“Bukankah doa manusia umumnya tak tamak pada waktu? Doa apakah hingga selama ini?”
Sepasang cicak, seekor tokek berbintik dan para hantu saling memandang tak mengerti pada pasangan raja dan ratu sehari itu. Bahkan dalam dunia melata mereka, saat-saat seperti ini adalah waktunya menunjukkan tindakan brutal atas nama cinta.
“Ini seperti tengah menonton filem bisu, filem hitam putih di masa nenek moyang.”
Lalu diskusi itupun terhenti oleh kidung jengkerik di sudut tergelap malam. Krik. Krik. Lagu yang lirih merintih itu tersiar merdu menambah nuansa syahdu. Meski luruh malu-malu, rintik gerimis yang datang kemudian, lantas menjadi penggebu nuansa beratmosfer romansa. Hanya satu, dua, bintang yang berkelip, memberanikan diri menyapa gulita. Dan rembulan pun meredup temaram, relakan mendung hitam menghambat pesona cahaya kuning keemasannya. Benarkah sang pengantin menjadi sebab bulan menahan diri? Ah, bisa jadi karena ini belum tanggal 15 kalender Jawa. Purnama belum tiba masanya.

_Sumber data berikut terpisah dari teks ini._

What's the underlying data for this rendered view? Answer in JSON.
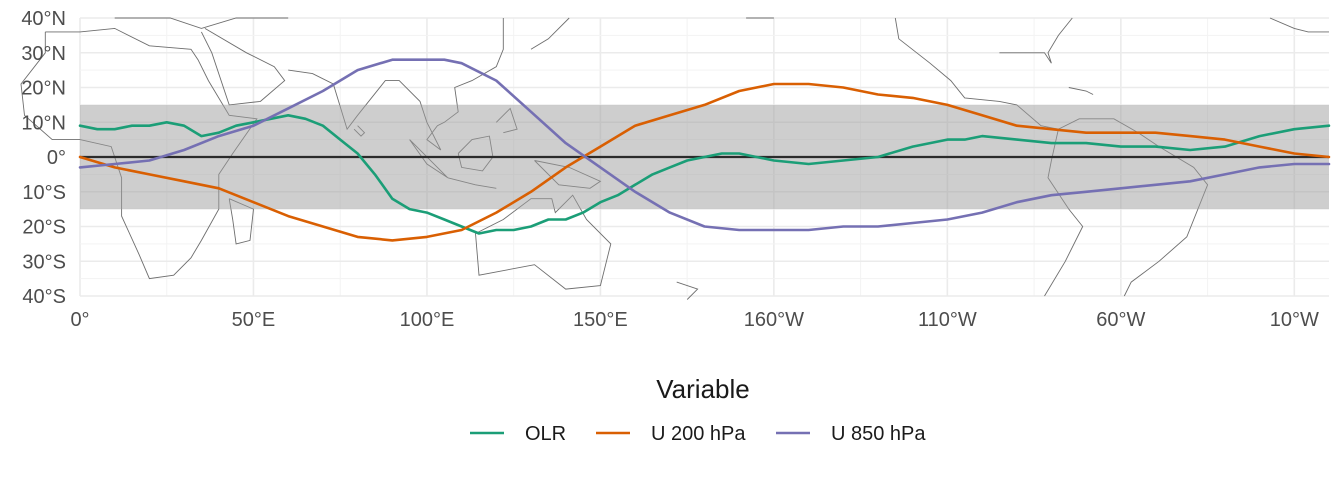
{
  "chart_data": {
    "type": "line",
    "background": "world-map-outline",
    "x_ticks": [
      "0°",
      "50°E",
      "100°E",
      "150°E",
      "160°W",
      "110°W",
      "60°W",
      "10°W"
    ],
    "y_ticks": [
      "40°N",
      "30°N",
      "20°N",
      "10°N",
      "0°",
      "10°S",
      "20°S",
      "30°S",
      "40°S"
    ],
    "xlim": [
      0,
      360
    ],
    "ylim": [
      -40,
      40
    ],
    "shaded_band": [
      -15,
      15
    ],
    "zero_line": 0,
    "grid": true,
    "legend": {
      "title": "Variable",
      "position": "bottom"
    },
    "series": [
      {
        "name": "OLR",
        "color": "#1b9e77",
        "x": [
          0,
          5,
          10,
          15,
          20,
          25,
          30,
          35,
          40,
          45,
          50,
          55,
          60,
          65,
          70,
          75,
          80,
          85,
          90,
          95,
          100,
          105,
          110,
          115,
          120,
          125,
          130,
          135,
          140,
          145,
          150,
          155,
          160,
          165,
          170,
          175,
          180,
          185,
          190,
          195,
          200,
          210,
          220,
          230,
          240,
          250,
          255,
          260,
          270,
          280,
          290,
          300,
          310,
          320,
          330,
          340,
          350,
          360
        ],
        "y": [
          9,
          8,
          8,
          9,
          9,
          10,
          9,
          6,
          7,
          9,
          10,
          11,
          12,
          11,
          9,
          5,
          1,
          -5,
          -12,
          -15,
          -16,
          -18,
          -20,
          -22,
          -21,
          -21,
          -20,
          -18,
          -18,
          -16,
          -13,
          -11,
          -8,
          -5,
          -3,
          -1,
          0,
          1,
          1,
          0,
          -1,
          -2,
          -1,
          0,
          3,
          5,
          5,
          6,
          5,
          4,
          4,
          3,
          3,
          2,
          3,
          6,
          8,
          9
        ]
      },
      {
        "name": "U 200 hPa",
        "color": "#d95f02",
        "x": [
          0,
          10,
          20,
          30,
          40,
          50,
          60,
          70,
          80,
          90,
          100,
          110,
          120,
          130,
          140,
          150,
          160,
          170,
          180,
          190,
          200,
          210,
          220,
          230,
          240,
          250,
          260,
          270,
          280,
          290,
          300,
          310,
          320,
          330,
          340,
          350,
          360
        ],
        "y": [
          0,
          -3,
          -5,
          -7,
          -9,
          -13,
          -17,
          -20,
          -23,
          -24,
          -23,
          -21,
          -16,
          -10,
          -3,
          3,
          9,
          12,
          15,
          19,
          21,
          21,
          20,
          18,
          17,
          15,
          12,
          9,
          8,
          7,
          7,
          7,
          6,
          5,
          3,
          1,
          0
        ]
      },
      {
        "name": "U 850 hPa",
        "color": "#7570b3",
        "x": [
          0,
          10,
          20,
          30,
          40,
          50,
          60,
          70,
          80,
          90,
          100,
          105,
          110,
          120,
          130,
          140,
          150,
          160,
          170,
          180,
          190,
          200,
          210,
          220,
          230,
          240,
          250,
          260,
          270,
          280,
          290,
          300,
          310,
          320,
          330,
          340,
          350,
          360
        ],
        "y": [
          -3,
          -2,
          -1,
          2,
          6,
          9,
          14,
          19,
          25,
          28,
          28,
          28,
          27,
          22,
          13,
          4,
          -3,
          -10,
          -16,
          -20,
          -21,
          -21,
          -21,
          -20,
          -20,
          -19,
          -18,
          -16,
          -13,
          -11,
          -10,
          -9,
          -8,
          -7,
          -5,
          -3,
          -2,
          -2
        ]
      }
    ]
  }
}
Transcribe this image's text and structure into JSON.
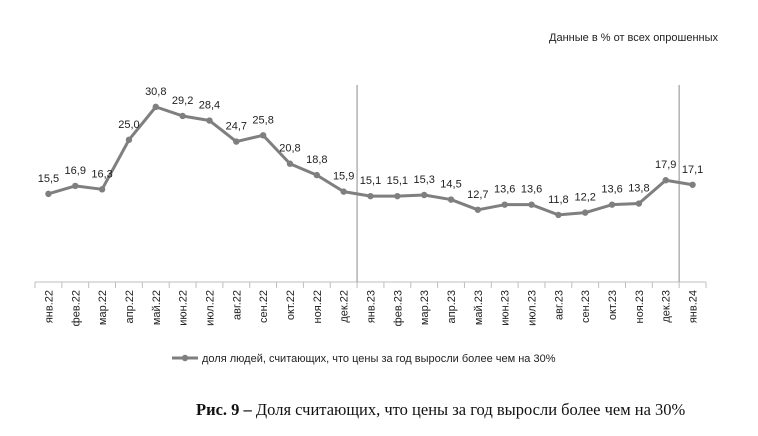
{
  "note": "Данные в % от всех опрошенных",
  "caption": {
    "prefix": "Рис. 9 –",
    "text": " Доля считающих, что цены за год выросли более чем на 30%"
  },
  "chart_data": {
    "type": "line",
    "title": "",
    "xlabel": "",
    "ylabel": "",
    "ylim": [
      0,
      35
    ],
    "grid": false,
    "legend_placement": "bottom",
    "line_color": "#7f7f7f",
    "categories": [
      "янв.22",
      "фев.22",
      "мар.22",
      "апр.22",
      "май.22",
      "июн.22",
      "июл.22",
      "авг.22",
      "сен.22",
      "окт.22",
      "ноя.22",
      "дек.22",
      "янв.23",
      "фев.23",
      "мар.23",
      "апр.23",
      "май.23",
      "июн.23",
      "июл.23",
      "авг.23",
      "сен.23",
      "окт.23",
      "ноя.23",
      "дек.23",
      "янв.24"
    ],
    "series": [
      {
        "name": "доля людей, считающих, что цены за год выросли более чем на 30%",
        "values": [
          15.5,
          16.9,
          16.3,
          25.0,
          30.8,
          29.2,
          28.4,
          24.7,
          25.8,
          20.8,
          18.8,
          15.9,
          15.1,
          15.1,
          15.3,
          14.5,
          12.7,
          13.6,
          13.6,
          11.8,
          12.2,
          13.6,
          13.8,
          17.9,
          17.1
        ]
      }
    ],
    "separators_after": [
      "дек.22",
      "дек.23"
    ]
  }
}
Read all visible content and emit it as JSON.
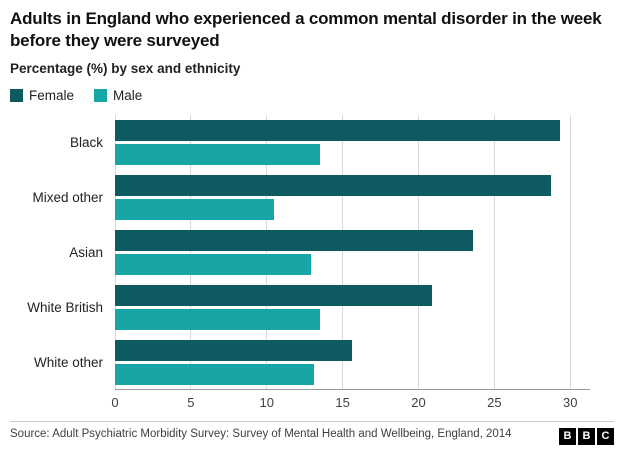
{
  "header": {
    "title": "Adults in England who experienced a common mental disorder in the week before they were surveyed",
    "subtitle": "Percentage (%) by sex and ethnicity"
  },
  "legend": [
    {
      "label": "Female",
      "color": "#0e5a61"
    },
    {
      "label": "Male",
      "color": "#18a5a5"
    }
  ],
  "chart_data": {
    "type": "bar",
    "orientation": "horizontal",
    "title": "Adults in England who experienced a common mental disorder in the week before they were surveyed",
    "subtitle": "Percentage (%) by sex and ethnicity",
    "categories": [
      "Black",
      "Mixed other",
      "Asian",
      "White British",
      "White other"
    ],
    "series": [
      {
        "name": "Female",
        "color": "#0e5a61",
        "values": [
          29.3,
          28.7,
          23.6,
          20.9,
          15.6
        ]
      },
      {
        "name": "Male",
        "color": "#18a5a5",
        "values": [
          13.5,
          10.5,
          12.9,
          13.5,
          13.1
        ]
      }
    ],
    "xlabel": "",
    "ylabel": "",
    "xlim": [
      0,
      31.3
    ],
    "xticks": [
      0,
      5,
      10,
      15,
      20,
      25,
      30
    ],
    "grid": true,
    "legend_position": "top"
  },
  "footer": {
    "source": "Source: Adult Psychiatric Morbidity Survey: Survey of Mental Health and Wellbeing, England, 2014",
    "logo_letters": [
      "B",
      "B",
      "C"
    ]
  }
}
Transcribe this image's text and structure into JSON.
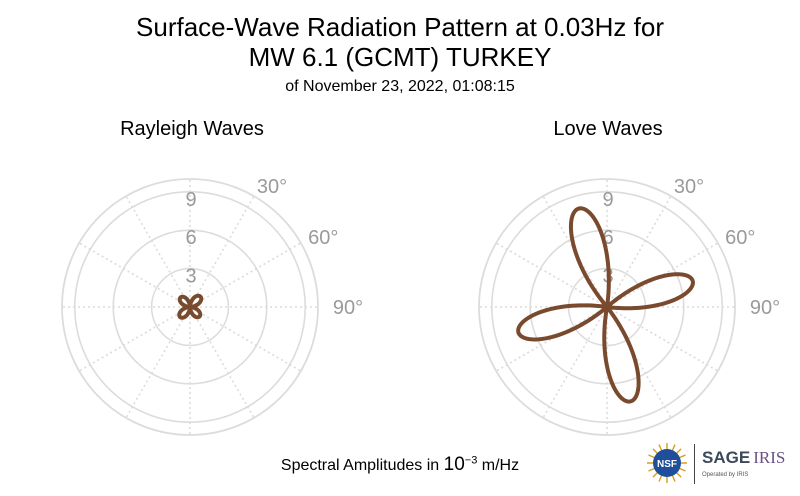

Namun, yaah, seperti itulah dukungan penuh sang alam pada sepasang mempelai. Seperti telah dijanjikan tuan penghulu di sepenggalah hari tadi bila malam ini kan menjadi momen teristimewa bagi sepasang pengantin.
“Gen…”
Suara sendu sang pengantin wanita itu melegakan sepasang cicak, tokek berbintik dan hantu kerabatnya. Seperti telah mendapat kepastian bila malam ini takkan berlangsung penuh jemu.
“Kok Gen? Bukankah ini waktunya kau mengubah panggilanku?” Gen, pengantin pria itu berkata sedikit merajuk.
“Eh, iya, hehe, maaf. Maklumlah, aku terlalu mabuk oleh kebahagiaan ini, hingga tak terpikir olehku,” pengantin wanitanya tersipu malu.
“Mas, abang, kanda, ayolah… jangan bertingkah segala tak tahu.”
“Sayang?” si pengantin wanita menambahkan pilihan.